NC Workers' Compensation Lawyer - Jay Gervasi - Part 3
Noted Greensboro Workers' Compensation Attorney Jay Gervasi joins Law Talk with Bill Powers to discuss the practice of law.
Bill Powers: Right, and to be clear, you represent injured employees.
Jay Gervasi: That's correct.
Bill Powers: You do not represent the corporations, the companies, the employer, the insurance company?
Jay Gervasi: That's right. It's been 30 years since I represented those people. But the wounds are fresh. There were things about working on the other side too that are difficult. You have to have, each of us chooses our poison but the insurance companies can be pretty rough on their lawyers. I'm really sympathetic to my colleagues on the other side, with how they're driven by the folks at the insurance companies. Again, everybody picks their poison but that's a poison I didn't like very much.
Bill Powers: Right. And frankly, insurance companies don't make money by paying excessively on claims.
Jay Gervasi: Or paying at all.
Bill Powers: Right. And for the record, we speak to both sides and there are good, bad, and not so nice things about both sides of the law I think at times. I think workers' comp, there are few areas of practice where I can say this, but workers' comp to me is sort of where the rubber hits the road between the interaction, the daily, I guess the humanity of the practice of law between the attorney and the employee.
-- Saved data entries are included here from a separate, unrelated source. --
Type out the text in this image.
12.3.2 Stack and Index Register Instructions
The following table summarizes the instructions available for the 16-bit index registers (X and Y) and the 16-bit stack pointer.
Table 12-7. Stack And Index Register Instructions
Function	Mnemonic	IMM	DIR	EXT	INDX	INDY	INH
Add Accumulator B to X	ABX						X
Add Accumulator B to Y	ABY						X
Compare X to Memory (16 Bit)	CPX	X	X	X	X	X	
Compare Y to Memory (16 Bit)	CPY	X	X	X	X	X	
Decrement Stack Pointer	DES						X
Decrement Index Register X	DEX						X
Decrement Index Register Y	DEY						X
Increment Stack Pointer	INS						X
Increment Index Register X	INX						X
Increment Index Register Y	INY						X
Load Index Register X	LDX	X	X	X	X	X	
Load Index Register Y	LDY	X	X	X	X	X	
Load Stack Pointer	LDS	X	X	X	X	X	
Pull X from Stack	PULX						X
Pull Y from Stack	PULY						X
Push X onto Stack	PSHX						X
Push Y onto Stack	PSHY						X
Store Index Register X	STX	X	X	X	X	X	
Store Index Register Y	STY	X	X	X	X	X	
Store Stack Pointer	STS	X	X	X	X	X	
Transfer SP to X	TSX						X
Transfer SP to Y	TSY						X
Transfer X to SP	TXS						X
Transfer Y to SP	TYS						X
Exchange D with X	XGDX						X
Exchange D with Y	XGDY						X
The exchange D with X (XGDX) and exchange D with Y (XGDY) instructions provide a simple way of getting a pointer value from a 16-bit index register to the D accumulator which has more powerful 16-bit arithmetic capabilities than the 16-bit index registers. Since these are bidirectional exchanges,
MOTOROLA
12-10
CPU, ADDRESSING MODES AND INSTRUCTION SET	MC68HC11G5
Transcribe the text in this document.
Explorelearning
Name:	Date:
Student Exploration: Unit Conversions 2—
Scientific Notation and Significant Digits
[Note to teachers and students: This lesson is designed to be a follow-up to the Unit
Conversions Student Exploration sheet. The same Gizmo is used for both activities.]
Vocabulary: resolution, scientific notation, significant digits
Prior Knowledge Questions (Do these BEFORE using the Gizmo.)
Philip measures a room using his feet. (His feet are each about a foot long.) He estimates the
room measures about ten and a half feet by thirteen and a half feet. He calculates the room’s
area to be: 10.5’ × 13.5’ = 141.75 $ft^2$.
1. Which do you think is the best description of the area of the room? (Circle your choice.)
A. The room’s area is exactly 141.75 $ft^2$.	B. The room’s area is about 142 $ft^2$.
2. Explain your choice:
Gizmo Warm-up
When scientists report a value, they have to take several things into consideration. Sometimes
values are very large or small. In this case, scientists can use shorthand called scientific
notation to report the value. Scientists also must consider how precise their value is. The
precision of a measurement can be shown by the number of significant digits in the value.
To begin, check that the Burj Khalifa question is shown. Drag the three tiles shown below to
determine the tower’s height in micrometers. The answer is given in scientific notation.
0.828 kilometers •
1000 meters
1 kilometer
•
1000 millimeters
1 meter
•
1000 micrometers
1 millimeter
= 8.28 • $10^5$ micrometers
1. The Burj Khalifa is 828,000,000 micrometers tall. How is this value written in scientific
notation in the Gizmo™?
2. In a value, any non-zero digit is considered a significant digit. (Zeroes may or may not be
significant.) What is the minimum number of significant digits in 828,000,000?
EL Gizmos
Jay Gervasi: That's a good way of putting it.
Bill Powers: And it's true with my clients too. We have a multi practice group but a lot of our clientele are just ordinary people. We don't represent the corporations, we're not arguing about some shareholder derivative action or some overly esoteric issue. These are very real people, very real lives, and very real concerns. So I'll ask you a question and I think it's a real question for lawyers, especially I've been doing it 27 years, I think I'm in my 28th now at year 30 something.
Bill Powers: One of the concerns were seeing as practitioners, for our generation, whatever that generation may be, I'm not a boomer, I think I'm a gen Xer, but how do you maintain, how do you avoid burnout? And this is a personal issue, like I go fishing, I walk a lot, I have a personal spiritual side. Tell me, as you feel comfortable, I'm not trying to put you on the spot, I think young lawyers and law students just see the glamor of things and the courtroom drama they see on TV and they don't realize that it's not very-
Jay Gervasi: The glamor. I tell my clients there's a reason there are no realistic television shows about lawyers because they sit on the other side of a desk and talk to me, I talk to people, I read stuff, I talk on the phone a lot, sometimes I go to court and next week I've got to argue something at the court of appeals. I guess that glamorous, I don't know, but it's pretty much just doing the job. But most of us just kind of, things that other people would find boring.
Jay Gervasi: Part of it is because I like the job so much. People my age start thinking about retiring and that sort of thing and I don't want to. I like what I'm doing, I'd like to have more control over my time and maybe be able to do other things more, and that sort of thing, but I don't really see a need to stop doing what I'm doing because I just enjoy it so much. Going to the office is not a burden for me.
Jay Gervasi: Now, part of it is also, I've been practicing by myself now for the last 20 years and for me, because I'm such a weirdo, not having to satisfy somebody else, makes the job very, very easy. I mean I can go to the office when I want, I can do my work when I want as long as I do it, and I don't have to care what anybody else thinks.
Jay Gervasi: So that takes a pressure off that makes it, again, very easy for me not to be burned out. When I was working at the larger firms when I was on the defense side, there was a lot of pressure to bill hours and that kind of thing and to look the right way in terms of your attitudes towards things, which I didn't like. Even when I was practicing on this side for the first 10 years with a firm here in Greensboro which I guess is now... Now it's [inaudible 00:16:15], in fact I was over there last night for some old gathering.
Jay Gervasi: But it was Donaldson & Horsley when I got there in 1990, and Donaldson & Horsley are tremendous lawyers. Bill is formerly retired, [inaudible] is kind of getting that way I guess. But I enjoyed working with them but even so being in a firm with other people applied pressures to me that made me not like the job as much as I would. For practicing on my own like this and sort of just doing, I may have been retired for 20 years, I don't know, but I don't feel...
Jay Gervasi: And for me the outlet is, it was generally family things. I'm a big, I'm a bit of a couch potato, my wife and I enjoy spending time together doing anything or nothing. My daughters are great people, their fiancé and husband are people I enjoy spending time with. So a lot of it's sort of quiet, boring, family stuff for me. I don't fish nearly as much as I'd like to. I see your stuff on Facebook and I'm just grossly envious of you out there driving the red fish crazy but yeah.
Jay Gervasi: I like going places modestly, that sort of thing. I don't have any need of take a three-week cruise to the Pacific or anything like that, but it's just normal day-to-day life that makes me comfortable.